От нечего делать он внимательно рассмотрел малого. Одет тот был весьма странно: офицерский френч, джинсы, спортивные тапочки, фосфоресцирующие в ночном свете. Точно в таких тапочках улетел прозрачной осенней ночью его сын. А в таком френче, кажется, ходил герой его пятидесятилетней давности рассказа — несчастный прапорщик. Малый как будто ограбил их на том свете.

Он потрогал дверь. Она была намертво приперта чем-то снаружи. Из сарая, таким образом, было не выбраться.

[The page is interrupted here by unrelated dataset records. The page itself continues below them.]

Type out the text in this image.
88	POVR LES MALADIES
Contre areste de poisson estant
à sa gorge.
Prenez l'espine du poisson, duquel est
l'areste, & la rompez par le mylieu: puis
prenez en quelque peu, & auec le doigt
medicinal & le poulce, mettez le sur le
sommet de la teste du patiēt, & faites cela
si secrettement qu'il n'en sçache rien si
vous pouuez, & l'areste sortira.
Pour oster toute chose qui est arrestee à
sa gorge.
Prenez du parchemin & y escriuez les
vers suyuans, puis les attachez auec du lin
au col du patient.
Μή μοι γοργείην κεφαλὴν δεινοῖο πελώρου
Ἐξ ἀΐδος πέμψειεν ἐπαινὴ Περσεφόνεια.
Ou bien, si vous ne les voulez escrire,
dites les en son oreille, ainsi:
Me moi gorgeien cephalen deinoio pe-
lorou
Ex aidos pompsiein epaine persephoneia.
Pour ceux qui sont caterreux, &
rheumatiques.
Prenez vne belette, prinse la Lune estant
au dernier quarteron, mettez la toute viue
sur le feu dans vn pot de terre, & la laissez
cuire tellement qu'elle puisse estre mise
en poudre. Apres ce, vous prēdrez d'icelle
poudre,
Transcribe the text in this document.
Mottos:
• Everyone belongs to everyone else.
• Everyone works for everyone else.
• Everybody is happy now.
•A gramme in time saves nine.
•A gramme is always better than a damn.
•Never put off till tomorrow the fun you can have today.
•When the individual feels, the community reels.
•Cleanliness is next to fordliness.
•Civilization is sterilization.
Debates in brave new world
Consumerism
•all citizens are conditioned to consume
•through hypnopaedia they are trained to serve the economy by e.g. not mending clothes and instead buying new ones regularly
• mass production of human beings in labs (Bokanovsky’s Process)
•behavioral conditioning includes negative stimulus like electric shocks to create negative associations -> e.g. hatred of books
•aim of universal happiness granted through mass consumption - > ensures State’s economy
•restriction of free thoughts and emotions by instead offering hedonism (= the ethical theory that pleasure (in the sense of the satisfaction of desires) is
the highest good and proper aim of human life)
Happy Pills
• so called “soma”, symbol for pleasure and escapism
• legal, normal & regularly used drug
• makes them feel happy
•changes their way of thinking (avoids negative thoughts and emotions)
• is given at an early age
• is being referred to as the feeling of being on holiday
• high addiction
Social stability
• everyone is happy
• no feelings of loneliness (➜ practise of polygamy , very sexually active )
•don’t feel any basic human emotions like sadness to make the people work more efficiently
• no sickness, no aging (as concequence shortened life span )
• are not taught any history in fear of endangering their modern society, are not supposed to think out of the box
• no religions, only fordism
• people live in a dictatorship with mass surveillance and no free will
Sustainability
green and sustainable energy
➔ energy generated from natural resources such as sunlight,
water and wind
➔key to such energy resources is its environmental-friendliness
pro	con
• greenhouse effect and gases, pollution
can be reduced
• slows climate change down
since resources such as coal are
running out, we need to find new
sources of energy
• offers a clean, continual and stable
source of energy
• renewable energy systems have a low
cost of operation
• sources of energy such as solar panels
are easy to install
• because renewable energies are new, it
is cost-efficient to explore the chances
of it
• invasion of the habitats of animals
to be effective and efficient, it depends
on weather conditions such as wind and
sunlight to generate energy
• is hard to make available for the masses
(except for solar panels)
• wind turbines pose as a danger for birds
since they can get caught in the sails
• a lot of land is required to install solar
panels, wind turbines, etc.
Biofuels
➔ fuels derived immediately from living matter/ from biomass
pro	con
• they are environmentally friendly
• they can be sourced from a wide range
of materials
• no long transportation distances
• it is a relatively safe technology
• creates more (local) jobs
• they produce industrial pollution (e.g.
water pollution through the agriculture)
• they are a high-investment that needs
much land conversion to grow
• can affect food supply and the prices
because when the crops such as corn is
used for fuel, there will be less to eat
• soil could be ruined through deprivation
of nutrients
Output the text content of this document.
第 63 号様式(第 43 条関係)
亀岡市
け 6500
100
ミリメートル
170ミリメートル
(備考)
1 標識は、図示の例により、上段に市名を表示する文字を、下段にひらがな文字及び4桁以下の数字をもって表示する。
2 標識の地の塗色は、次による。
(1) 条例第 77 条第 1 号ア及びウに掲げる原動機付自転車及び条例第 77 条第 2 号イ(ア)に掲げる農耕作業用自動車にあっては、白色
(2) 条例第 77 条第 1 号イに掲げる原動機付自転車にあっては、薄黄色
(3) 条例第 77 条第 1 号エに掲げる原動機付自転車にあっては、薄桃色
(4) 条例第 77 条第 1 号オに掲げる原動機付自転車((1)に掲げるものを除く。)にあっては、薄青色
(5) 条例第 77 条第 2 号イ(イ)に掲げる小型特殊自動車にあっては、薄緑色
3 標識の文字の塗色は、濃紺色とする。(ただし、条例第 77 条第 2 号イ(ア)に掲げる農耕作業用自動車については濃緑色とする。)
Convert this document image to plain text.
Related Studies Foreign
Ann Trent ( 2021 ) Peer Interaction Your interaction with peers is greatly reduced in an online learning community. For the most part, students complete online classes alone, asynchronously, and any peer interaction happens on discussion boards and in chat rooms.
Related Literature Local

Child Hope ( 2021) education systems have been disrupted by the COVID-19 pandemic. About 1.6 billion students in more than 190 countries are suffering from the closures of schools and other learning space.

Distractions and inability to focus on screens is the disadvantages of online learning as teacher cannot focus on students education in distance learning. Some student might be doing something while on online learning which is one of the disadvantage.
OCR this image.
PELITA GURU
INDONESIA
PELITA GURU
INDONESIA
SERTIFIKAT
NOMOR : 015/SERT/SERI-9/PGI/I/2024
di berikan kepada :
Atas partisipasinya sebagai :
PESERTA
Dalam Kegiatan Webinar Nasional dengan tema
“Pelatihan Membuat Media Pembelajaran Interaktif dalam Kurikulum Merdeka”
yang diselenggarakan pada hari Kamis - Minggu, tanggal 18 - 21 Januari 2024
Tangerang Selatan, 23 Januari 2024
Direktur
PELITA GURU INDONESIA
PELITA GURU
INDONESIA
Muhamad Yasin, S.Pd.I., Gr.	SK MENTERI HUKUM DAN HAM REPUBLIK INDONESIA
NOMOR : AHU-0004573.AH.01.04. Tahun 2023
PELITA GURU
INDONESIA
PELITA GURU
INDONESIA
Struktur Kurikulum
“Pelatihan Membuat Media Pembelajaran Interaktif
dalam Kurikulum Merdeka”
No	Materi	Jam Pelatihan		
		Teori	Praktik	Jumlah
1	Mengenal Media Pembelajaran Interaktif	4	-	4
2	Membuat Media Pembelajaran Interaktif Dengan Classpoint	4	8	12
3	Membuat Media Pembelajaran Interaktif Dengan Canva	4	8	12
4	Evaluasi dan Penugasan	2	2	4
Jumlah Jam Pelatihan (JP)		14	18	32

«Почему, — подумал он, — меня так ненавидят слабые, жалкие людишки, приобретшие некоторое образование, но при этом не выстроившие себя как личность, постоянно пребывающие в рефлексии, разобранном состоянии, безвольно взывающие к некоей истине, которая будто бы живет под спудом, которая, подобно грому господнему, вдруг ударит в мир и враз очистит его от изобильно скопившегося зла? Они летят, как мотыльки на свечу, потом ползают с обожженными крыльями, пока их не смахивают в небытие. Они ничего не доводят до конца. Они — балласт, тормоз всяких действий, решений. Да, я всю жизнь перешагивал через них, как через вонючие лужи, так что же теперь… отвечать? Воистину, время устремилось не туда, раз у этих людишек достает власти судить меня!»